We made the decision to replace the machines and invest in new, reliable and a brand that has a wide range so you don't have to deal with several different workshops," says Pontus.
The choice fell on Kverneland and the dealer Andrésen Maskin in Uddevalla.
- "Kverneland is known for high quality, I had heard that people were satisfied with the brand and that it worked well, so I simply went for it. I had a towed mower from Kverneland that I was happy with, then bought a second-hand butterfly and exchanged it for the one I have now. The sprayer, fertiliser spreader and harrow I bought at the same time and the plough in between. Over a period of two or three years, I changed most things and invested in new ones from Kverneland," he says.
Same terminal for several machines
The fact that Pontus has many machines from Kverneland means that he can use the same screen in the tractor and has only had to learn one interface. All machines are ISOBUS compatible, which he says is a great advantage. He runs the sprayer and harrow with a John Deere 6155, while a John Deere 7280 runs in front of the mower and plough.

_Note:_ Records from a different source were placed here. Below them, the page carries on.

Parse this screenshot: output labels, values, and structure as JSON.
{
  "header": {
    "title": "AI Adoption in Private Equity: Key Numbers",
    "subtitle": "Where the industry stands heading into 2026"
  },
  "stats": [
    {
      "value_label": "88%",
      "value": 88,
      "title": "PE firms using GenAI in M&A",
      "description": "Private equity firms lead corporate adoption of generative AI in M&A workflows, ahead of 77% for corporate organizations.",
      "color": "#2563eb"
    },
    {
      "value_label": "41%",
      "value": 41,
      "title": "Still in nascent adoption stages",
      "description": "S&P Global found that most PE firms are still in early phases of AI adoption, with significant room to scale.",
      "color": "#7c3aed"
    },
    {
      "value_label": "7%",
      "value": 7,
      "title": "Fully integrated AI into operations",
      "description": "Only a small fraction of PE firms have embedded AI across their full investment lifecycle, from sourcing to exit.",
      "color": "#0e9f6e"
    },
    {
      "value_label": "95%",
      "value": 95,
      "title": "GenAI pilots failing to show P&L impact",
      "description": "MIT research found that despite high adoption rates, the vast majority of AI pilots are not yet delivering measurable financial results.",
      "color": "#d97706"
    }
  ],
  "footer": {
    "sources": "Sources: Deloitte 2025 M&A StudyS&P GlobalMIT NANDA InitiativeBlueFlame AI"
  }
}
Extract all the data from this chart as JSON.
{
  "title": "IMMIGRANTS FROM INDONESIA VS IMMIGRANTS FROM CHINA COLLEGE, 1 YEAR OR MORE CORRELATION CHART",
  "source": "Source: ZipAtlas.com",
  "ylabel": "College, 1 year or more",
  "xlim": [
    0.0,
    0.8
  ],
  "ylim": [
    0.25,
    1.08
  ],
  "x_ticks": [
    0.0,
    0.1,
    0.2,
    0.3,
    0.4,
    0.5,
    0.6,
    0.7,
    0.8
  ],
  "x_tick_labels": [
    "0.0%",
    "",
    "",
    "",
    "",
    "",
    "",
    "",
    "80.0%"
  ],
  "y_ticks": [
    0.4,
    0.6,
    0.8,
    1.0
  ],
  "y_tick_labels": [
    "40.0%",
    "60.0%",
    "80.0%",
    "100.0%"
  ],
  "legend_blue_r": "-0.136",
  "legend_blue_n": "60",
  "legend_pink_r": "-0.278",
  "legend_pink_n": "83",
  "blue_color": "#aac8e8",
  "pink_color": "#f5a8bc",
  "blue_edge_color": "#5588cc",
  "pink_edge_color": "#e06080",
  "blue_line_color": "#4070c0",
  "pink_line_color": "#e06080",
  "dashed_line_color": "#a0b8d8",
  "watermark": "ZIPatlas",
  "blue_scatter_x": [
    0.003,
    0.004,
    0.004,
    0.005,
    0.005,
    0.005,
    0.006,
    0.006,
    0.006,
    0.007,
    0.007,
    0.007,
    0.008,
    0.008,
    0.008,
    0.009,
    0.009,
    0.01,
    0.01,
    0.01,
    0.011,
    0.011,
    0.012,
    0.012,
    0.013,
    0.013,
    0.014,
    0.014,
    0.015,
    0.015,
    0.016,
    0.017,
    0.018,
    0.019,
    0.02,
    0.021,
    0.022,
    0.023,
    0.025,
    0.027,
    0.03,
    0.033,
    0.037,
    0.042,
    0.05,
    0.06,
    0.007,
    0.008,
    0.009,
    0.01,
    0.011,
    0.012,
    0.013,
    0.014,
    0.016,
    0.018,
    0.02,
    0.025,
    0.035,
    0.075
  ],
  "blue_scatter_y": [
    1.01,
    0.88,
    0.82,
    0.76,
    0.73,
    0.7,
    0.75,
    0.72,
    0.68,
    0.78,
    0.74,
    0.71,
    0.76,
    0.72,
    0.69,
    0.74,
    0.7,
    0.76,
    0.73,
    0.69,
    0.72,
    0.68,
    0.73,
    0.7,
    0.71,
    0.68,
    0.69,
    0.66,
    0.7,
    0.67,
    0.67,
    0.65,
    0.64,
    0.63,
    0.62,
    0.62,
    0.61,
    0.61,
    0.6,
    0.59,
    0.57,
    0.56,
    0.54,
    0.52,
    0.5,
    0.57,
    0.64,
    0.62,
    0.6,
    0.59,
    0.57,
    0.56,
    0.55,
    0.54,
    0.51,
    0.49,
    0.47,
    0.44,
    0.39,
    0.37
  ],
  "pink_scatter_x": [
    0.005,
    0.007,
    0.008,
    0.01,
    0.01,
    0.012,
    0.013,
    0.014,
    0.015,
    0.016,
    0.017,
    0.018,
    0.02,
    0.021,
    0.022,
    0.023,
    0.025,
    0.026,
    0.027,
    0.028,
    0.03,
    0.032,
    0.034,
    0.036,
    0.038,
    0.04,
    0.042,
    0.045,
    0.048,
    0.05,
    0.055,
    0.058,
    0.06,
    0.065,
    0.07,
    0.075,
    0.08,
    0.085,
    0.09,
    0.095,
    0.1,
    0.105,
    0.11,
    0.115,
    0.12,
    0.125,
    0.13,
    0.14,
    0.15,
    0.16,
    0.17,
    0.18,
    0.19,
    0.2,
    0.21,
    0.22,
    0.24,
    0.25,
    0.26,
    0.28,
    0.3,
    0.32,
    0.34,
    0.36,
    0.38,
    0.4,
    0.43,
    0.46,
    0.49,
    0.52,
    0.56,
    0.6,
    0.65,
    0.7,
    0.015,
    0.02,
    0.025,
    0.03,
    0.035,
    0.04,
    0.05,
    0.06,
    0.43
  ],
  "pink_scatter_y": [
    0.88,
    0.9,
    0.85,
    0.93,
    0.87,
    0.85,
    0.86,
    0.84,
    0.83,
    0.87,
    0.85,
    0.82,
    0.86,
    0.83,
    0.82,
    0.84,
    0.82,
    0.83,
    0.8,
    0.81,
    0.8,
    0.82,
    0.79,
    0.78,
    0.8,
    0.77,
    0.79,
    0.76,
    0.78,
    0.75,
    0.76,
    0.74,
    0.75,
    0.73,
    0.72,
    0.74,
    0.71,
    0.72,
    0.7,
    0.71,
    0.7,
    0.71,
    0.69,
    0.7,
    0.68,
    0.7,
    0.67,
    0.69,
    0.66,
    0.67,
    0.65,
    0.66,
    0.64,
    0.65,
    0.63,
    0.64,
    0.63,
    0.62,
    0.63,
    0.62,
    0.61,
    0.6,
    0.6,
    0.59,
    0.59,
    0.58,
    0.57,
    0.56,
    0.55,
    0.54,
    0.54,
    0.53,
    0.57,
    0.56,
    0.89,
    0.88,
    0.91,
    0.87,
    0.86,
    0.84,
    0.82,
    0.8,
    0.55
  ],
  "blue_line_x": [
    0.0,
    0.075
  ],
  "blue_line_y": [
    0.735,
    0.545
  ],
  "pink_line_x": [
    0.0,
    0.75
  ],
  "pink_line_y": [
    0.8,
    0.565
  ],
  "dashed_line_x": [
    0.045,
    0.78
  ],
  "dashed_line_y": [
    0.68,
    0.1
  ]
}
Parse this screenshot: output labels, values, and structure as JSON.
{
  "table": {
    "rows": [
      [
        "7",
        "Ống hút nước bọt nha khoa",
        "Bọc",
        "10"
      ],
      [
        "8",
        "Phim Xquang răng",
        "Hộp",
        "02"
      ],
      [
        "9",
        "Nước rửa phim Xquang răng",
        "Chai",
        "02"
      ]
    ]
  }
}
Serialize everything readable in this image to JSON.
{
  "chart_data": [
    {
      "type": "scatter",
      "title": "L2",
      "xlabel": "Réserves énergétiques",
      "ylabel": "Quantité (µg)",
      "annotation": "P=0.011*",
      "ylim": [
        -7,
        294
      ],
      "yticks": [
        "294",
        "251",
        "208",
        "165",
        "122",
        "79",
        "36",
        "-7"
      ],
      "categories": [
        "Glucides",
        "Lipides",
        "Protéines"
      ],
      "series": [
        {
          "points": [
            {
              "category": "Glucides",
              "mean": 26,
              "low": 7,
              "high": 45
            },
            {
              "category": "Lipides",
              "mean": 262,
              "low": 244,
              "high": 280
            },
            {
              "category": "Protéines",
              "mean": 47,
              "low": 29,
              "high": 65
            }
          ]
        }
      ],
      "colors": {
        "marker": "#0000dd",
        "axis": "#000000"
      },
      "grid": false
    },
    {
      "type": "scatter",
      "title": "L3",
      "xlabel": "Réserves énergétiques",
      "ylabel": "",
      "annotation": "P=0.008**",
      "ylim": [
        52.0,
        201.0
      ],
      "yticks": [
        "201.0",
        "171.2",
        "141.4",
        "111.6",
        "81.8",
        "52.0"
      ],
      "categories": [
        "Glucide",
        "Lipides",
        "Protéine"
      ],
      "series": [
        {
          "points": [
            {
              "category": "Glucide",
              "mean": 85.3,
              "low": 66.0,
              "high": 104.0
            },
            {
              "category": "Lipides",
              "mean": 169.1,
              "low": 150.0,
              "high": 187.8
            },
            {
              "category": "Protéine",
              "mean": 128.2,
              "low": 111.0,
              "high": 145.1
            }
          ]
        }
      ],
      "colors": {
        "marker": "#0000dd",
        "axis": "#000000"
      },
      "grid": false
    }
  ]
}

- "The sprayer, spreader and mower are all on the same screen, and you have GPS and controls all together. It is easy to drive, even if you are tired," he says with a smile.
He is satisfied with the contact with the dealer, Andrésen Maskin in Uddevalla, and he also praises Kverneland's own support, which he has had some help from.
- "They were here when we started up the machines and helped with settings and so on. It's nice that you can ask questions with someone who is an expert on Kverneland, then you get the answers directly. We haven't needed any spare parts, apart from some points for the plough. It has gone well," says Pontus.